Turning Milestones into Ebenezers*

by | Joy in the Trenches | 0 comments

*Stone of Help I Samuel 7:12

January 17, 2022

Today, my daughter would have turned thirty-nine.

There was a World War I documentary called, “They Shall Not Grow Old.” It came out five months before she died, and I’ve always thought of it in connection to Kiki. She looked much younger than her years and now, she’ll always be thirty-six. A magic age. Old enough and wise enough to see the world as it is and face it, but young enough to still look good in a bathing suit and rise from a chair without grunting. Unfortunately, Kiki had her health issues. She wasn’t in the same shape I enjoyed at thirty-six.

It’s a comfort to know she is no longer in pain. I had a dream the other night. We were together in a room, talking and watching television. Although I’m sixty-eight, somehow I appeared in my twenties. You should have seen my legs! Kiki looked great, not thin or pale. Is this how it will be in the new heavens and earth? I love those dreams. It’s as if God gives me get a taste of the future. It makes me long for the New Age.

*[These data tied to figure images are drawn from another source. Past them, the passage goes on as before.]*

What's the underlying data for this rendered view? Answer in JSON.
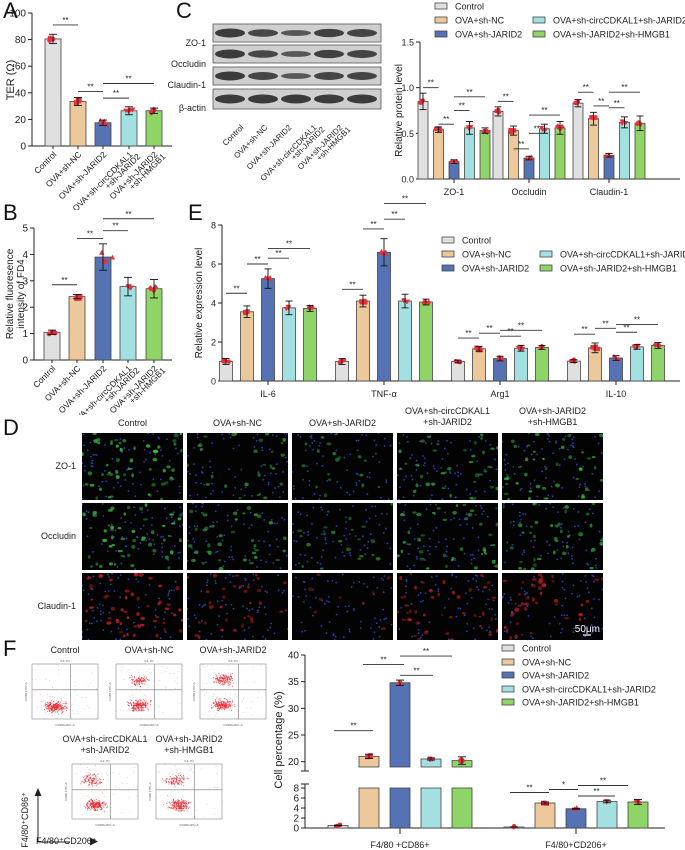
{
  "figure": {
    "panels": [
      "A",
      "B",
      "C",
      "D",
      "E",
      "F"
    ],
    "groups": [
      "Control",
      "OVA+sh-NC",
      "OVA+sh-JARID2",
      "OVA+sh-circCDKAL1+sh-JARID2",
      "OVA+sh-JARID2+sh-HMGB1"
    ],
    "group_labels_wrapped": [
      "Control",
      "OVA+sh-NC",
      "OVA+sh-JARID2",
      "OVA+sh-circCDKAL1\n+sh-JARID2",
      "OVA+sh-JARID2\n+sh-HMGB1"
    ],
    "colors": {
      "Control": "#e0e0e0",
      "OVA+sh-NC": "#ecc89a",
      "OVA+sh-JARID2": "#5572b5",
      "OVA+sh-circCDKAL1+sh-JARID2": "#a3e0e2",
      "OVA+sh-JARID2+sh-HMGB1": "#8fd466",
      "points": "#e8303a",
      "sig_line": "#333333"
    },
    "significance_marker": "**",
    "significance_marker_single": "*"
  },
  "panel_a": {
    "letter": "A"
  },
  "panel_b": {
    "letter": "B"
  },
  "panel_c": {
    "letter": "C",
    "blot_rows": [
      "ZO-1",
      "Occludin",
      "Claudin-1",
      "β-actin"
    ],
    "lane_labels": [
      "Control",
      "OVA+sh-NC",
      "OVA+sh-JARID2",
      "OVA+sh-circCDKAL1\n+sh-JARID2",
      "OVA+sh-JARID2\n+sh-HMGB1"
    ]
  },
  "panel_d": {
    "letter": "D",
    "columns": [
      "Control",
      "OVA+sh-NC",
      "OVA+sh-JARID2",
      "OVA+sh-circCDKAL1\n+sh-JARID2",
      "OVA+sh-JARID2\n+sh-HMGB1"
    ],
    "rows": [
      "ZO-1",
      "Occludin",
      "Claudin-1"
    ],
    "scale_bar": "50μm"
  },
  "panel_e": {
    "letter": "E"
  },
  "panel_f": {
    "letter": "F",
    "flow_titles": [
      "Control",
      "OVA+sh-NC",
      "OVA+sh-JARID2",
      "OVA+sh-circCDKAL1\n+sh-JARID2",
      "OVA+sh-JARID2\n+sh-HMGB1"
    ],
    "flow_y_axis": "F4/80⁺CD86⁺",
    "flow_x_axis": "F4/80⁺CD206⁺",
    "flow_plot_x_label": "CD206 APC-A",
    "flow_plot_y_label": "CD86 FITC-A",
    "flow_gate": "3-1: P1"
  },
  "chart_data": [
    {
      "id": "A",
      "type": "bar",
      "title": "",
      "xlabel": "",
      "ylabel": "TER (Ω)",
      "categories": [
        "Control",
        "OVA+sh-NC",
        "OVA+sh-JARID2",
        "OVA+sh-circCDKAL1+sh-JARID2",
        "OVA+sh-JARID2+sh-HMGB1"
      ],
      "values": [
        80.5,
        33.5,
        17.5,
        26.5,
        26.5
      ],
      "errors": [
        3.5,
        3,
        2,
        3,
        2
      ],
      "ylim": [
        0,
        100
      ],
      "yticks": [
        0,
        20,
        40,
        60,
        80,
        100
      ],
      "significance": [
        {
          "from": 0,
          "to": 1,
          "label": "**"
        },
        {
          "from": 1,
          "to": 2,
          "label": "**"
        },
        {
          "from": 2,
          "to": 3,
          "label": "**"
        },
        {
          "from": 2,
          "to": 4,
          "label": "**"
        }
      ]
    },
    {
      "id": "B",
      "type": "bar",
      "title": "",
      "xlabel": "",
      "ylabel": "Relative fluoresence intensity of FD4",
      "categories": [
        "Control",
        "OVA+sh-NC",
        "OVA+sh-JARID2",
        "OVA+sh-circCDKAL1+sh-JARID2",
        "OVA+sh-JARID2+sh-HMGB1"
      ],
      "values": [
        1.05,
        2.4,
        3.9,
        2.78,
        2.7
      ],
      "errors": [
        0.08,
        0.08,
        0.5,
        0.35,
        0.35
      ],
      "ylim": [
        0,
        5
      ],
      "yticks": [
        0,
        1,
        2,
        3,
        4,
        5
      ],
      "significance": [
        {
          "from": 0,
          "to": 1,
          "label": "**"
        },
        {
          "from": 1,
          "to": 2,
          "label": "**"
        },
        {
          "from": 2,
          "to": 3,
          "label": "**"
        },
        {
          "from": 2,
          "to": 4,
          "label": "**"
        }
      ]
    },
    {
      "id": "C",
      "type": "bar",
      "title": "",
      "xlabel": "",
      "ylabel": "Relative protein level",
      "categories": [
        "ZO-1",
        "Occludin",
        "Claudin-1"
      ],
      "series": [
        {
          "name": "Control",
          "values": [
            0.85,
            0.74,
            0.83
          ],
          "errors": [
            0.09,
            0.05,
            0.04
          ]
        },
        {
          "name": "OVA+sh-NC",
          "values": [
            0.54,
            0.53,
            0.66
          ],
          "errors": [
            0.03,
            0.05,
            0.07
          ]
        },
        {
          "name": "OVA+sh-JARID2",
          "values": [
            0.19,
            0.23,
            0.26
          ],
          "errors": [
            0.02,
            0.02,
            0.02
          ]
        },
        {
          "name": "OVA+sh-circCDKAL1+sh-JARID2",
          "values": [
            0.56,
            0.55,
            0.62
          ],
          "errors": [
            0.07,
            0.05,
            0.06
          ]
        },
        {
          "name": "OVA+sh-JARID2+sh-HMGB1",
          "values": [
            0.53,
            0.56,
            0.61
          ],
          "errors": [
            0.03,
            0.07,
            0.08
          ]
        }
      ],
      "ylim": [
        0,
        1.5
      ],
      "yticks": [
        0.0,
        0.5,
        1.0,
        1.5
      ],
      "legend_position": "top",
      "significance": "** between Control vs OVA+sh-NC, OVA+sh-NC vs OVA+sh-JARID2, OVA+sh-JARID2 vs OVA+sh-circCDKAL1+sh-JARID2, OVA+sh-JARID2 vs OVA+sh-JARID2+sh-HMGB1 for each protein"
    },
    {
      "id": "E",
      "type": "bar",
      "title": "",
      "xlabel": "",
      "ylabel": "Relative expression level",
      "categories": [
        "IL-6",
        "TNF-α",
        "Arg1",
        "IL-10"
      ],
      "series": [
        {
          "name": "Control",
          "values": [
            1.0,
            1.0,
            1.0,
            1.02
          ],
          "errors": [
            0.15,
            0.15,
            0.07,
            0.07
          ]
        },
        {
          "name": "OVA+sh-NC",
          "values": [
            3.55,
            4.1,
            1.65,
            1.7
          ],
          "errors": [
            0.3,
            0.3,
            0.12,
            0.25
          ]
        },
        {
          "name": "OVA+sh-JARID2",
          "values": [
            5.25,
            6.6,
            1.15,
            1.18
          ],
          "errors": [
            0.5,
            0.7,
            0.12,
            0.12
          ]
        },
        {
          "name": "OVA+sh-circCDKAL1+sh-JARID2",
          "values": [
            3.75,
            4.1,
            1.68,
            1.75
          ],
          "errors": [
            0.35,
            0.35,
            0.15,
            0.12
          ]
        },
        {
          "name": "OVA+sh-JARID2+sh-HMGB1",
          "values": [
            3.72,
            4.05,
            1.72,
            1.82
          ],
          "errors": [
            0.15,
            0.15,
            0.1,
            0.15
          ]
        }
      ],
      "ylim": [
        0,
        8
      ],
      "yticks": [
        0,
        2,
        4,
        6,
        8
      ],
      "legend_position": "upper right",
      "significance": "** between Control vs OVA+sh-NC, OVA+sh-NC vs OVA+sh-JARID2, OVA+sh-JARID2 vs OVA+sh-circCDKAL1+sh-JARID2, OVA+sh-JARID2 vs OVA+sh-JARID2+sh-HMGB1 for each gene"
    },
    {
      "id": "F",
      "type": "bar",
      "title": "",
      "xlabel": "",
      "ylabel": "Cell percentage (%)",
      "categories": [
        "F4/80 +CD86+",
        "F4/80+CD206+"
      ],
      "series": [
        {
          "name": "Control",
          "values": [
            0.5,
            0.2
          ],
          "errors": [
            0.08,
            0.03
          ]
        },
        {
          "name": "OVA+sh-NC",
          "values": [
            21.0,
            5.0
          ],
          "errors": [
            0.4,
            0.2
          ]
        },
        {
          "name": "OVA+sh-JARID2",
          "values": [
            34.8,
            3.85
          ],
          "errors": [
            0.5,
            0.1
          ]
        },
        {
          "name": "OVA+sh-circCDKAL1+sh-JARID2",
          "values": [
            20.5,
            5.3
          ],
          "errors": [
            0.2,
            0.25
          ]
        },
        {
          "name": "OVA+sh-JARID2+sh-HMGB1",
          "values": [
            20.2,
            5.2
          ],
          "errors": [
            0.7,
            0.5
          ]
        }
      ],
      "axis_break": {
        "lower": [
          0,
          8
        ],
        "upper": [
          20,
          40
        ]
      },
      "yticks_lower": [
        0,
        2,
        4,
        6,
        8
      ],
      "yticks_upper": [
        20,
        25,
        30,
        35,
        40
      ],
      "legend_position": "upper right",
      "significance": [
        {
          "category": "F4/80 +CD86+",
          "pairs": [
            [
              "Control",
              "OVA+sh-NC",
              "**"
            ],
            [
              "OVA+sh-NC",
              "OVA+sh-JARID2",
              "**"
            ],
            [
              "OVA+sh-JARID2",
              "OVA+sh-circCDKAL1+sh-JARID2",
              "**"
            ],
            [
              "OVA+sh-JARID2",
              "OVA+sh-JARID2+sh-HMGB1",
              "**"
            ]
          ]
        },
        {
          "category": "F4/80+CD206+",
          "pairs": [
            [
              "Control",
              "OVA+sh-NC",
              "**"
            ],
            [
              "OVA+sh-NC",
              "OVA+sh-JARID2",
              "*"
            ],
            [
              "OVA+sh-JARID2",
              "OVA+sh-circCDKAL1+sh-JARID2",
              "**"
            ],
            [
              "OVA+sh-JARID2",
              "OVA+sh-JARID2+sh-HMGB1",
              "**"
            ]
          ]
        }
      ]
    }
  ]
}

I miss her. No mother losses a child and ever “gets over it.” Move on? That’s a good question. It’s so easy to get stuck. As Kurt Vonnegut Jr. in his book Slaughterhouse-Five said, trauma and loss can transform us into pillars of salt. All we have to do is get stuck looking back, like Lot’s wife did when Sodom was destroyed. Trauma does that to you. Loss does it too. Vonnegut never got over the bombing of Dresden. He wasn’t one of the bombers. He was on the ground as a prisoner-of-war.

Am I a pillar of salt?

Nope.

I’m tempted at times. It’d be so easy. But I am a part of the Bride of Christ, also known as the Church. My center is not my husband, or my children. It’s not even myself. It’s Christ and His glory.

Now, let me be perfectly honest. I can lose that center easily. Like a comet seeking its own orbit, I sometimes streak through my life, smashing and tripping over everything and everybody. It’s hard to remain with Christ at the center of my heart, my life, my day. So I pray. I think on His love, His grace, His incarnation, His sacrifice, His resurrection, His beauty, His power, His glory.

Joy. Joy walks in the door and wraps me in a bear-hug. And beauty. Oh, how my Lord and Savior is beautiful. And gratitude. For all God has given me, and especially for His grace and forgiveness.

Move on? Naw. I haven’t moved on. I move around . . . around my Savior and Lord. I am a part of the Great Dance, the Deep Magic with Christ in the center of my life just as much as He is still the center of Kiki’s Life. We are both part of the Great Dance, I just can’t see her at this moment.

I will soon enough. In the meantime, I keep dancing.